A pretty straightforward way of doing this kind of operation, in my opinion.

Java:

public static Stream<Object> mergeSortStreams(Stream<Object>[] streams) {
	List<PeekingIterator<Object>> iterators = new ArrayList<>();
	for (Stream<Object> s : streams) {
		iterators.add(new PeekingIterator<>(s.iterator()));
	}
	return Stream.generate(() -> {
		iterators.sort(Comparator.comparingInt(a -> (Integer) a.peek()));
		return iterators.getFirst().next();
	});
}

The general idea is the same but the fact that we had to create a peeking iterator, and store it in an array is disturbing. In Clojure, we manipulate lazy sequences as if they were ordinary data. In Java, we don’t have any real data, so we have to make our own way of accessing it. We have to create an intermediate array list to sort it when every item in the stream is generated. The same happens in Clojure, of course when we call sort-by, and this is possibly worse, as in Java we only create the array once, and sort it in place, and in Clojure, we create a new list every time. JVM is good at collecting garbage though, and the rate at which this sequence is consumed is far greater than the time to clean up the garbage, but it is a thing to consider. Java streams also don’t specify anything about the order and can be processed in parallel, so I’m not sure how my PeekingIterator would behave.

And all of that is simply because Java streams are a half-backed interface made in a rush, or at least it feels like that. Yes, it supports data pipelines with its own implementation of map, filter, etc., however, it makes me appreciate Clojure even more because it has one implementation of map that works across everything (also, it has transducers). In a more complete version of this Java library, we have to map over streams, transform them into iterators just to do some stuff, that is not implemented for streams, transform iterators back into streams, and so forth. The Clojure version is much more straightforward, and concise.
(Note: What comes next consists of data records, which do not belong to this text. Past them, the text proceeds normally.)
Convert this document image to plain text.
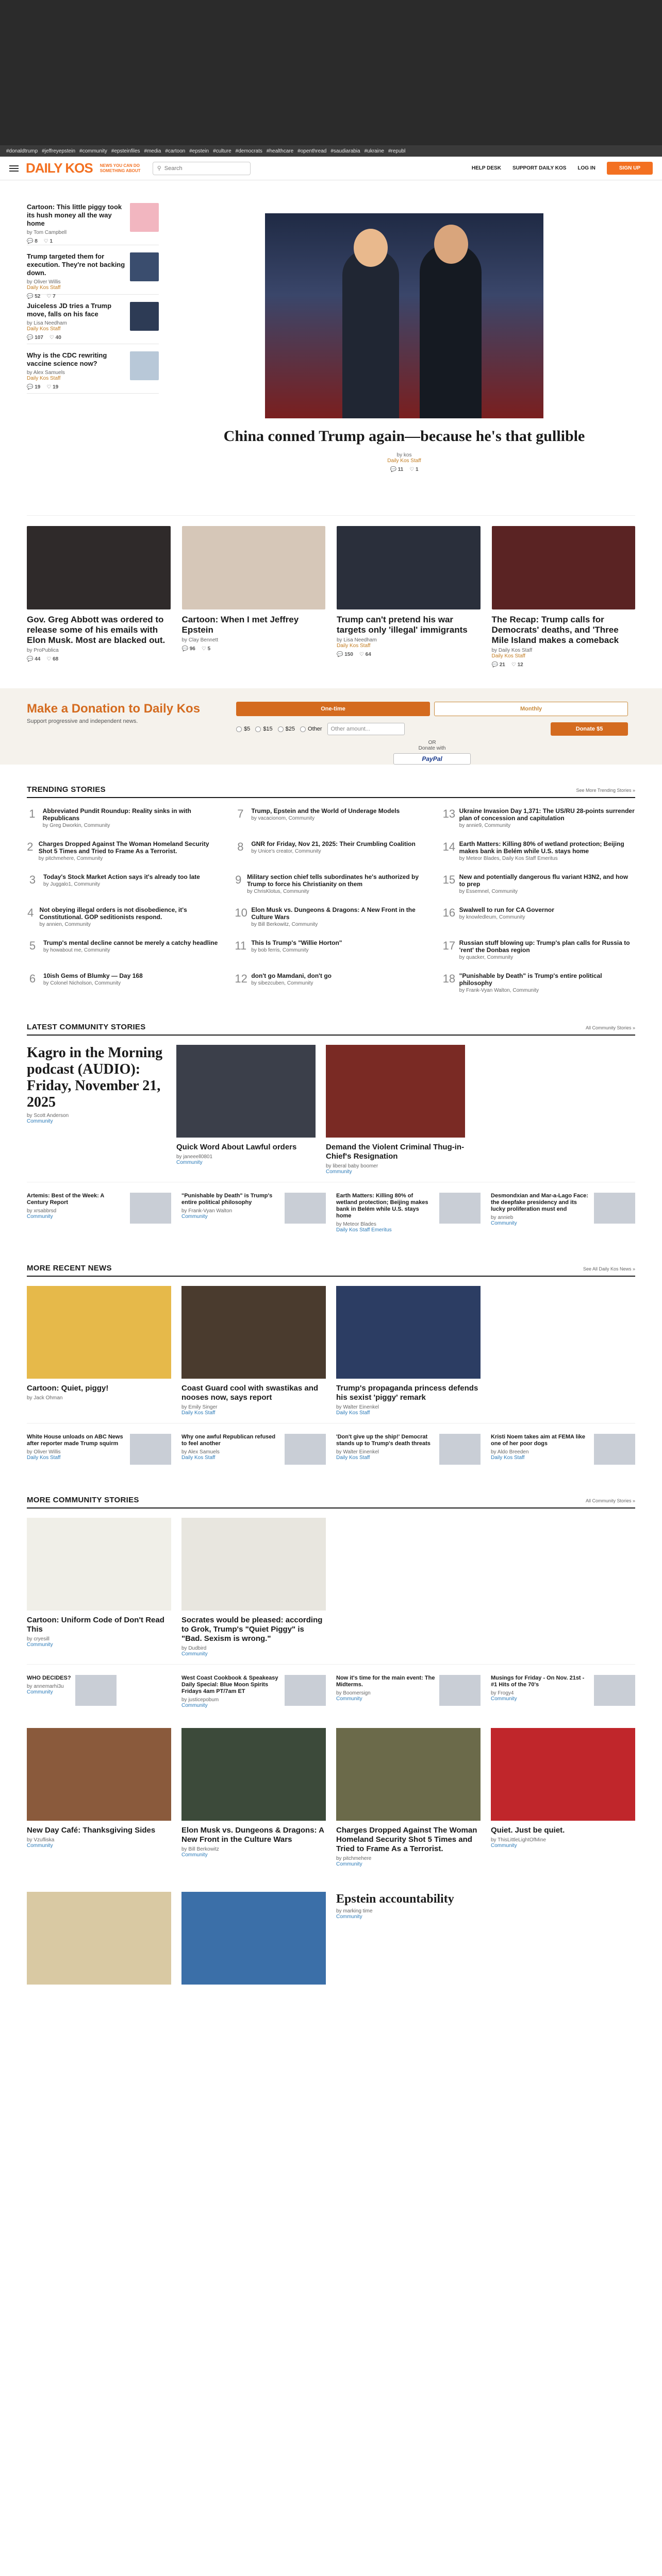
#donaldtrump #jeffreyepstein #community #epsteinfiles #media #cartoon #epstein #culture #democrats #healthcare #openthread #saudiarabia #ukraine #republ
DAILY KOS NEWS YOU CAN DO SOMETHING ABOUT	⚲
Search	HELP DESK SUPPORT DAILY KOS LOG IN	SIGN UP
Cartoon: This little piggy took its hush money all the way home
by Tom Campbell
💬 8 ♡ 1
Trump targeted them for execution. They're not backing down.
by Oliver Willis
Daily Kos Staff
💬 52 ♡ 7
Juiceless JD tries a Trump move, falls on his face
by Lisa Needham
Daily Kos Staff
💬 107 ♡ 40
Why is the CDC rewriting vaccine science now?
by Alex Samuels
Daily Kos Staff
💬 19 ♡ 19
China conned Trump again—because he's that gullible
by kos
Daily Kos Staff
💬 11 ♡ 1
Gov. Greg Abbott was ordered to release some of his emails with Elon Musk. Most are blacked out.
by ProPublica
💬 44 ♡ 68
Cartoon: When I met Jeffrey Epstein
by Clay Bennett
💬 96 ♡ 5
Trump can't pretend his war targets only 'illegal' immigrants
by Lisa Needham
Daily Kos Staff
💬 150 ♡ 64
The Recap: Trump calls for Democrats' deaths, and 'Three Mile Island makes a comeback
by Daily Kos Staff
Daily Kos Staff
💬 21 ♡ 12
Make a Donation to Daily Kos

Support progressive and independent news.

One-time	Monthly
$5 $15 $25 Other	Other amount...	Donate $5
OR
Donate with
PayPal
TRENDING STORIES	See More Trending Stories »
1	Abbreviated Pundit Roundup: Reality sinks in with Republicans
by Greg Dworkin, Community
7	Trump, Epstein and the World of Underage Models
by vacacionom, Community	13 Ukraine Invasion Day 1,371: The US/RU 28-points surrender plan of concession and capitulation
by annie9, Community
2 Charges Dropped Against The Woman Homeland Security Shot 5 Times and Tried to Frame As a Terrorist.
by pitchmehere, Community
8	GNR for Friday, Nov 21, 2025: Their Crumbling Coalition
by Unice's creator, Community	14 Earth Matters: Killing 80% of wetland protection; Beijing makes bank in Belém while U.S. stays home
by Meteor Blades, Daily Kos Staff Emeritus
3	Today's Stock Market Action says it's already too late
by Juggalo1, Community	9 Military section chief tells subordinates he's authorized by Trump to force his Christianity on them
by ChrisKlotus, Community
15 New and potentially dangerous flu variant H3N2, and how to prep
by Essemnel, Community
4 Not obeying illegal orders is not disobedience, it's Constitutional. GOP seditionists respond.
by annien, Community
10 Elon Musk vs. Dungeons & Dragons: A New Front in the Culture Wars
by Bill Berkowitz, Community
16 Swalwell to run for CA Governor
by knowledleum, Community
5	Trump's mental decline cannot be merely a catchy headline
by howabout me, Community	11 This Is Trump's "Willie Horton"
by bob ferris, Community	17 Russian stuff blowing up: Trump's plan calls for Russia to 'rent' the Donbas region
by quacker, Community
6	10ish Gems of Blumky — Day 168
by Colonel Nicholson, Community	12 don't go Mamdani, don't go
by sibezcuben, Community	18 "Punishable by Death" is Trump's entire political philosophy
by Frank-Vyan Walton, Community
LATEST COMMUNITY STORIES	All Community Stories »
Kagro in the Morning podcast (AUDIO): Friday, November 21, 2025
by Scott Anderson
Community
Quick Word About Lawful orders
by janeeell0801
Community
Demand the Violent Criminal Thug-in-Chief's Resignation
by liberal baby boomer
Community
Artemis: Best of the Week: A Century Report
by xrsabbrsd
Community
"Punishable by Death" is Trump's entire political philosophy
by Frank-Vyan Walton
Community
Earth Matters: Killing 80% of wetland protection; Beijing makes bank in Belém while U.S. stays home
by Meteor Blades
Daily Kos Staff Emeritus
Desmondxian and Mar-a-Lago Face: the deepfake presidency and its lucky proliferation must end
by annieb
Community
MORE RECENT NEWS	See All Daily Kos News »
Cartoon: Quiet, piggy!
by Jack Ohman
Coast Guard cool with swastikas and nooses now, says report
by Emily Singer
Daily Kos Staff
Trump's propaganda princess defends his sexist 'piggy' remark
by Walter Einenkel
Daily Kos Staff
White House unloads on ABC News after reporter made Trump squirm
by Oliver Willis
Daily Kos Staff
Why one awful Republican refused to feel another
by Alex Samuels
Daily Kos Staff
'Don't give up the ship!' Democrat stands up to Trump's death threats
by Walter Einenkel
Daily Kos Staff
Kristi Noem takes aim at FEMA like one of her poor dogs
by Aldo Breeden
Daily Kos Staff
MORE COMMUNITY STORIES	All Community Stories »
Cartoon: Uniform Code of Don't Read This
by cryesill
Community
Socrates would be pleased: according to Grok, Trump's "Quiet Piggy" is "Bad. Sexism is wrong."
by Dudbird
Community
WHO DECIDES?
by annemarhi3u
Community
West Coast Cookbook & Speakeasy Daily Special: Blue Moon Spirits Fridays 4am PT/7am ET
by justicepobum
Community
Now it's time for the main event: The Midterms.
by Boomersign
Community
Musings for Friday - On Nov. 21st - #1 Hits of the 70's
by Frogy4
Community
New Day Café: Thanksgiving Sides
by Vzufliska
Community
Elon Musk vs. Dungeons & Dragons: A New Front in the Culture Wars
by Bill Berkowitz
Community
Charges Dropped Against The Woman Homeland Security Shot 5 Times and Tried to Frame As a Terrorist.
by pitchmehere
Community
Quiet. Just be quiet.
by ThisLittleLightOfMine
Community
Epstein accountability
by marking time
Community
In hindsight, I wish it was easier to use Clojure from other JVM languages. It would save me the time it took to re-implement everything in Java for sure.

In the end, I hooked the old Clojure implementation to use the Java version as a core and retained the interface by converting streams to sequences via stream-seq!. It passed all of the library tests, so I moved on.